SoftBank’s $100 billion investment fund has announced its first close at massive $93 billion from a slew of investors including Apple, Qualcomm, UAE-based Mubadala Investment Company, Saudi Arabia’s PID public fund, Foxconn, and Foxconn-owned Sharp.
The investment vehicle christened Vision fund will be headed by Rajeev Misra, a veteran 54-year-old Wall Street finance executive, who joined SoftBank in 2014 after stints with UBS, Deutsche Bank and Merrill Lynch. SoftBank said the fund will get the balance $7 billion within six months.
Vision Fund
SoftBank announced a new global tech investment fund in October with $25 billion seed capital and backed by Saudi Arabia’s main sovereign wealth fund. The fund is committing to a minimum of $100 million deal checks, with a focus on both minority and majority deals with companies that are either private or public. The specific domains of focus include internet-of-things, AI, robotics, infrastructure, telecoms, biotech, Fintech, mobile apps and more.

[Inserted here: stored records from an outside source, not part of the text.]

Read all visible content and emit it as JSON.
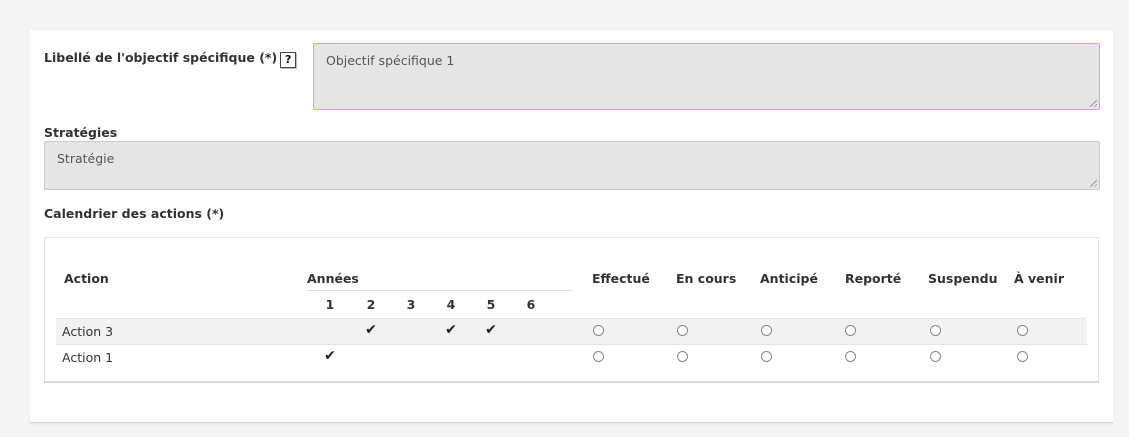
{
  "objective": {
    "label": "Libellé de l'objectif spécifique (*)",
    "help_glyph": "?",
    "value": "Objectif spécifique 1"
  },
  "strategies": {
    "label": "Stratégies",
    "value": "Stratégie"
  },
  "calendar": {
    "label": "Calendrier des actions (*)",
    "headers": {
      "action": "Action",
      "years": "Années",
      "statuses": [
        "Effectué",
        "En cours",
        "Anticipé",
        "Reporté",
        "Suspendu",
        "À venir"
      ]
    },
    "years": [
      "1",
      "2",
      "3",
      "4",
      "5",
      "6"
    ],
    "rows": [
      {
        "name": "Action 3",
        "years_checked": [
          false,
          true,
          false,
          true,
          true,
          false
        ],
        "status_selected": null
      },
      {
        "name": "Action 1",
        "years_checked": [
          true,
          false,
          false,
          false,
          false,
          false
        ],
        "status_selected": null
      }
    ],
    "check_glyph": "✔"
  },
  "colors": {
    "focused_border": "#e8b54a",
    "field_bg": "#e5e5e5",
    "stripe": "#f2f2f2"
  }
}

“Technology has the potential to address the biggest challenges and risks facing humanity today,” Son said in a statement. “The businesses working to solve these problems will require patient long-term capital and visionary strategic investment partners with the resources to nurture their success. SoftBank has long made bold investments in transformative technologies and supported disruptive entrepreneurs. The SoftBank Vision Fund is consistent with this strategy and will help build and grow businesses creating the foundational platforms of the next stage of the Information Revolution.”
Son sees himself as the biggest investor in the technology industry over the next five years and he has already been working on it. Some of the recent deals from the fund include Indian Fintech unicorn Paytm, virtual reality Improbable Worlds, China’s Uber killer Didi Chuxing, and global connectivity company OneWeb.